Münih'te bir arkadaşla beraberiz. Dedi ki: "Size bir şey göstereceğim. Şu Almanları biraz masrafa sokalım!" dedİ, şaka yaptı. Münih'ten Frankfurt'a o gün saat l4-16 arasında hangi trenler var diye makinaya sordu. --Böyle kulübe gibi bir şey; 70 x 70 ebadında, ortada tek bir şey. Onun tuşlarına bastı.-- Makina bir çalışmaya başladı. Tıkır tıkır, tıkır tıkır, tıkır tıkır... Hooop, bize kocaman bir kağıt uzattı. 20-30 tane gitme imkanı; aktarmalı, direkt, ucuz, pahalı, yataklı, koltuklu... vs. Yâni gitseniz danışma bürosuna, informasyon bürosuna, aynı şeyleri sorsanız; ne yazabilirsiniz, ne de söyleyebilir adam, şaşırır. Ama bilgiyi depolamış, almasını ve vermesini kolaylaştırmış ve bedavalaştırmış. Bu toplumla siz nasıl mücadele edeceksiniz?..

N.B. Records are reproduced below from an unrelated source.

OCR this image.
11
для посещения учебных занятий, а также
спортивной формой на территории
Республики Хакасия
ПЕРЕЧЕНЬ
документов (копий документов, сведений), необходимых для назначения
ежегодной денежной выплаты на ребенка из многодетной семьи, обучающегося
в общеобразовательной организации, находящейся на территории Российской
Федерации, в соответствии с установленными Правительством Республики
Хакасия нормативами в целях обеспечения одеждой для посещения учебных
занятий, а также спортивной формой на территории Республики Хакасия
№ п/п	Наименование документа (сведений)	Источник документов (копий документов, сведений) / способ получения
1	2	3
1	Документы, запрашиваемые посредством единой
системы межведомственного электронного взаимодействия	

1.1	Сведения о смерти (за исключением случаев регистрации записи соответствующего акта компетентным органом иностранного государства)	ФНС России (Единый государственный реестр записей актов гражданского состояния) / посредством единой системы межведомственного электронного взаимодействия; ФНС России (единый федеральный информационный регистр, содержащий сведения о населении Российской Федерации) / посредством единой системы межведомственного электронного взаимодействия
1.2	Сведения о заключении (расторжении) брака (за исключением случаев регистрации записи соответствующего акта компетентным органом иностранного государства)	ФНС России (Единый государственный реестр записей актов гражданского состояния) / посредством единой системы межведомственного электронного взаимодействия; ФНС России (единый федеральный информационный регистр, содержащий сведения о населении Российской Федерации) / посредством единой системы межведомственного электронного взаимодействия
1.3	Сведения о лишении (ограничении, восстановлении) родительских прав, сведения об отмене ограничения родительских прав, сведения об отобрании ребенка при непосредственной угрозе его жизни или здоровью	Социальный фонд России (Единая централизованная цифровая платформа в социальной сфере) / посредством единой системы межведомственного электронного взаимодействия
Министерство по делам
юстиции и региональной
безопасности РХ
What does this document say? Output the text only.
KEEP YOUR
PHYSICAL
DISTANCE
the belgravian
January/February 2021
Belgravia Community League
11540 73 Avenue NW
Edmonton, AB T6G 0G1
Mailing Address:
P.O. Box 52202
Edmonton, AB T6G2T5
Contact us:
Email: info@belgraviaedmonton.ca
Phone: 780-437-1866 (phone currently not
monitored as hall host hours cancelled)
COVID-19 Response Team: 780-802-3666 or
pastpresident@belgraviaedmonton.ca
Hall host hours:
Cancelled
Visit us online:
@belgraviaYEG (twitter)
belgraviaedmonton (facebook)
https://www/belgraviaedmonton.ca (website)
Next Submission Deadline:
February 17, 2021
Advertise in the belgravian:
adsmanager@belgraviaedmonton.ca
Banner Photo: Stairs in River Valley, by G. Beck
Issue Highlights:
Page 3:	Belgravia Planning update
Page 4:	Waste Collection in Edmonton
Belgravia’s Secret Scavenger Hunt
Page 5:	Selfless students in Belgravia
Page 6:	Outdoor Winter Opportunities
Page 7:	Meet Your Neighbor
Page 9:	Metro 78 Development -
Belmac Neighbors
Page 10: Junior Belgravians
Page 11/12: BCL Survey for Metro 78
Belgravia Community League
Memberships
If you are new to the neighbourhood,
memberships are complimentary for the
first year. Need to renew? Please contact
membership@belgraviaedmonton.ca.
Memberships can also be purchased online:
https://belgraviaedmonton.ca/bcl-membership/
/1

Akıllı bomba icat etmiş, düğmesine basıyor, hedefini tarif ediyor. Bomba maniaları aşıyor, gidiyor hedefe çarpıyor. Bununla nasıl mücadele edeceksiniz?.. Karanlıkta görüyor. Karanlıkta gören, nişan alan silahları var, seni senden iyi biliyor. Kaç tane askerin nereye gitmiş, vücut hararetinden biliyor. Bu teknolojinin ilerlemesi, bu bilginin ilerlemesi karşısında bizim cihad ne halde olacak? Biz bunlarla nasıl başa çıkacağız, nasıl meselemizi anlatacağız?.. Bunun telaşına düşmemiş toplumuz. Çok rahat yaşıyoruz. Yâni kuzu gibi, kurbanlık koyun gibi yaşıyoruz.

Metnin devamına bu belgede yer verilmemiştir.